From that perspective, particularly when considering customer needs, this is a huge boon. If something is not performing well, we can see the issue and make changes. This makes it easier to help customers and provide that positive experience that customers expect today.
But from a back-end perspective, the process is not as simple. Rather than a few elements of an application to consider, we can now have applications that run across multiple cloud platforms, internal and third-party services and different delivery mechanisms and various devices. Each of those application components, in turn, generates data (and metadata) on performance and actions.
The number of components can run to hundreds or thousands, each providing their own sources of machine data, such as log files, alongside metrics and tracing data on user transactions. Each of the services can scale based on the volume of customer inquiries that are coming through, creating more or less data based on that usage. All this data can and should be available to developers for them to use as part of their working practices.
However – while customers get a better experience when we make this change – as developers we face a more complex problem when it comes to using this data. Rather like a lumpy pillow, we have moved the problem around for ourselves rather than fixing it completely and finding issues when something goes wrong is more challenging if we do not plan in advance.
Upfront observability
Using the combination of logs, metrics, and tracing data for observability will help in this process. However, having this data is not enough on its own.
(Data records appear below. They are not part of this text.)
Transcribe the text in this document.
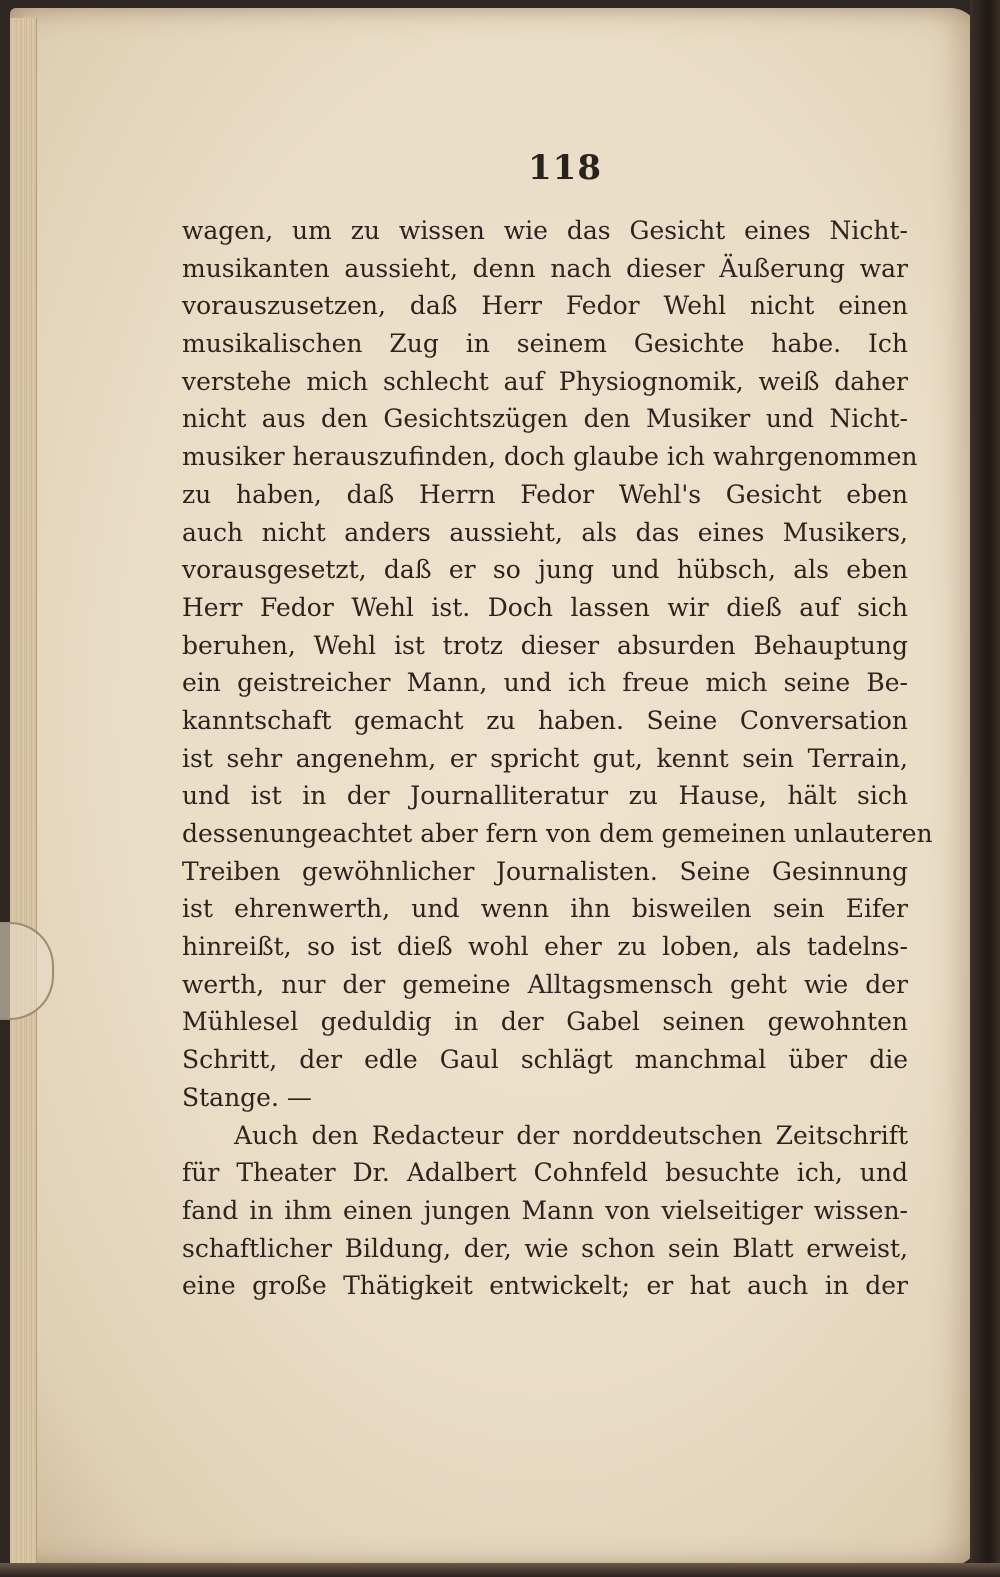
118
wagen, um zu wissen wie das Gesicht eines Nicht-
musikanten aussieht, denn nach dieser Äußerung war
vorauszusetzen, daß Herr Fedor Wehl nicht einen
musikalischen Zug in seinem Gesichte habe. Ich
verstehe mich schlecht auf Physiognomik, weiß daher
nicht aus den Gesichtszügen den Musiker und Nicht-
musiker herauszufinden, doch glaube ich wahrgenommen
zu haben, daß Herrn Fedor Wehl's Gesicht eben
auch nicht anders aussieht, als das eines Musikers,
vorausgesetzt, daß er so jung und hübsch, als eben
Herr Fedor Wehl ist. Doch lassen wir dieß auf sich
beruhen, Wehl ist trotz dieser absurden Behauptung
ein geistreicher Mann, und ich freue mich seine Be-
kanntschaft gemacht zu haben. Seine Conversation
ist sehr angenehm, er spricht gut, kennt sein Terrain,
und ist in der Journalliteratur zu Hause, hält sich
dessenungeachtet aber fern von dem gemeinen unlauteren
Treiben gewöhnlicher Journalisten. Seine Gesinnung
ist ehrenwerth, und wenn ihn bisweilen sein Eifer
hinreißt, so ist dieß wohl eher zu loben, als tadelns-
werth, nur der gemeine Alltagsmensch geht wie der
Mühlesel geduldig in der Gabel seinen gewohnten
Schritt, der edle Gaul schlägt manchmal über die
Stange. —
Auch den Redacteur der norddeutschen Zeitschrift
für Theater Dr. Adalbert Cohnfeld besuchte ich, und
fand in ihm einen jungen Mann von vielseitiger wissen-
schaftlicher Bildung, der, wie schon sein Blatt erweist,
eine große Thätigkeit entwickelt; er hat auch in der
Thinking about observability upfront can help us to define what we expect to see and what we want to achieve. There are lessons for all developers in Google’s Site Reliability Engineering books on how to design and develop systems that are sustainable and able to cope with outages, for example. We can look for the issues that can have the most potential impact on customers and reverse engineer how to track and trace those problems in advance.
There’s an element of reverse engineering here too – by starting our development process with an objective in mind, we can look at how that objective is reflected in the software we create and then manage.
For example, an eCommerce application may live or die on its performance. Should we, therefore, have a blanket availability objective in place, or a more customer-specific one for shopping basket checkouts at busy times of the day? By putting an objective in place – say, sub-one second checkout times during high customer traffic periods – we can define how well we are doing and whether our changes are effective.
This approach to data can provide developers with more insight into how their changes are affecting performance over time. From finding faults more efficiently, we can look at how to prevent issues before they affect customers, and we can look at the wider business impact that those changes have too.
Data, but in context
It is worth spending more time on how we define issues like reliability around software using data. Taking our observability data and looking at it continuously can help show where things are improving before and after a change. However, this process can only take place when we understand our data in the right context… and when we as developers can use that data effectively within the business.
Solely looking at observability data will only solve development problems after the fact.
We might be able to fix problems faster than before, but we will remain in that silo. Instead, we should encourage the whole development process to look at larger issues, like reliability and performance. Already, we can point to the impact that or changes have. Should we not look at making recommendations too, so that we can continue that process of improvement?